Kyba ressalta ainda que este aumento no brilho geral produzido pela iluminação pública aferido no estudo é um limite mínimo, já que o instrumento usado para obter os dados, batizado VIIRS e instalado no satélite Suomi-NPP, parceria entre a Administração Nacional para Oceanos e Atmosfera dos EUA (Noaa) e a Nasa, não capta boa parte da luz na faixa azul gerada pelas lâmpadas LED atualmente em uso nas ruas.

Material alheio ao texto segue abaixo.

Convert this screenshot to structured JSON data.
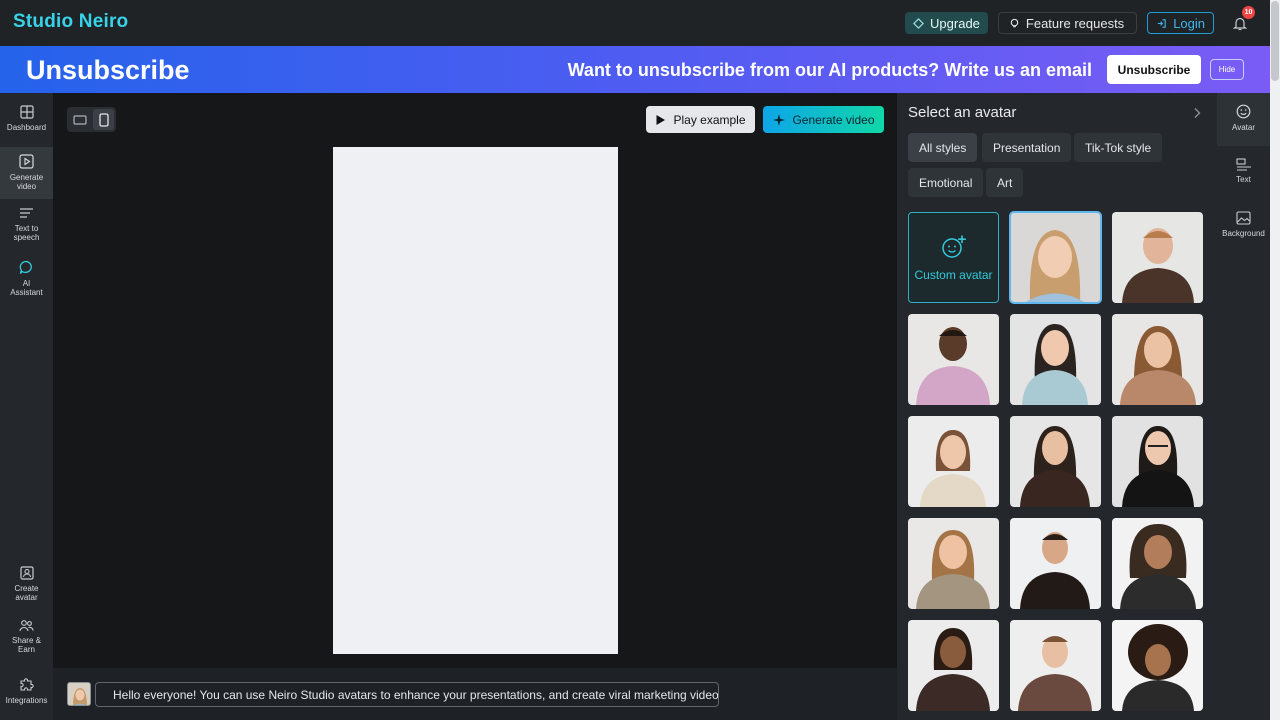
{
  "app": {
    "brand": "Studio Neiro"
  },
  "topbar": {
    "upgrade_label": "Upgrade",
    "feature_label": "Feature requests",
    "login_label": "Login",
    "notification_count": "10"
  },
  "banner": {
    "title": "Unsubscribe",
    "message": "Want to unsubscribe from our AI products? Write us an email",
    "unsubscribe_label": "Unsubscribe",
    "hide_label": "Hide"
  },
  "leftnav": {
    "items": [
      {
        "label": "Dashboard",
        "icon": "dashboard-icon"
      },
      {
        "label": "Generate video",
        "icon": "play-square-icon",
        "active": true
      },
      {
        "label": "Text to speech",
        "icon": "text-lines-icon"
      },
      {
        "label": "AI Assistant",
        "icon": "chat-bubble-icon"
      }
    ],
    "bottom_items": [
      {
        "label": "Create avatar",
        "icon": "user-card-icon"
      },
      {
        "label": "Share & Earn",
        "icon": "users-icon"
      },
      {
        "label": "Integrations",
        "icon": "puzzle-icon"
      }
    ]
  },
  "canvas": {
    "play_label": "Play example",
    "generate_label": "Generate video",
    "script_text": "Hello everyone! You can use Neiro Studio avatars to enhance your presentations, and create viral marketing videos!"
  },
  "avatar_panel": {
    "title": "Select an avatar",
    "filters": [
      "All styles",
      "Presentation",
      "Tik-Tok style",
      "Emotional",
      "Art"
    ],
    "active_filter": "All styles",
    "custom_label": "Custom avatar"
  },
  "toolstrip": {
    "items": [
      {
        "label": "Avatar",
        "icon": "smiley-icon"
      },
      {
        "label": "Text",
        "icon": "text-tool-icon"
      },
      {
        "label": "Background",
        "icon": "image-icon"
      }
    ]
  },
  "colors": {
    "accent": "#38d3e8",
    "banner_start": "#2563eb",
    "banner_end": "#7a5cf5"
  }
}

Outra limitação do levantamento é a própria “perspectiva” das imagens do satélite, que não permitem medir o quanto este aumento do brilho geral se “espalhou” pelo céu acima das cidades devido a luminárias mal direcionadas, mal projetadas ou mesmo deliberadamente apontadas para cima.
 
– Minhas esperanças de que a introdução das lâmpadas LED traria uma diminuição da poluição luminosa e um redesenho da iluminação pública para que ela se concentre onde é necessária, no chão, e não “vaze” para o céu, foram em grande parte frustradas – comenta Kyba ao GLOBO. – Embora algumas cidades tenham de fato feito melhorias neste sentido, encontrando novas maneiras de iluminar, as pessoas também decidiram iluminar outras coisas e áreas que antes não tinham luzes. Assim, ainda há um potencial para que a revolução na iluminação de estado sólido (tecnologia do tipo das lâmpadas de LED) economize energia e reduza a poluição luminosa, mas só se a gente não gastar estas economias em mais iluminação.
 
Com isso, os pesquisadores lembram que a poluição luminosa continuará um crescente problema para a vida de plantas, animais e a saúde humana, com o agravante de a luz nas faixas do azul, como a produzida pelas lâmpadas LED usadas na iluminação pública, ter um impacto ainda maior neste sentido. Franz Hölker, do Instituto Leibniz de Ecologia de Água Doce em Berlim, Alemanha, e um dos coautores do estudo, conta que a poluição luminosa já é uma ameaça para 30% das espécies de animais vertebrados e 60% das de invertebrados de hábitos noturnos, além de afetar padrões de crescimento de plantas, sua polinização por insetos e morcegos, e outras funções nos ecossistemas.
 
– Desde o surgimento da vida, o mundo biológico em grande parte se organizou em torno dos ciclos naturais de variação da lu, que desencadeiam uma ampla gama de processos, da expressão de genes ao funcionamento de ecossistemas – resume Hölker. – Assim, de uma perspectiva evolucionária, a iluminação artificial é um estressor muito novo. O problema é que a luz tem sido introduzida em locais, horas e intensidades que não ocorrem naturalmente e, para muitos organismos, não há chances dele se adaptarem a este novo estressor.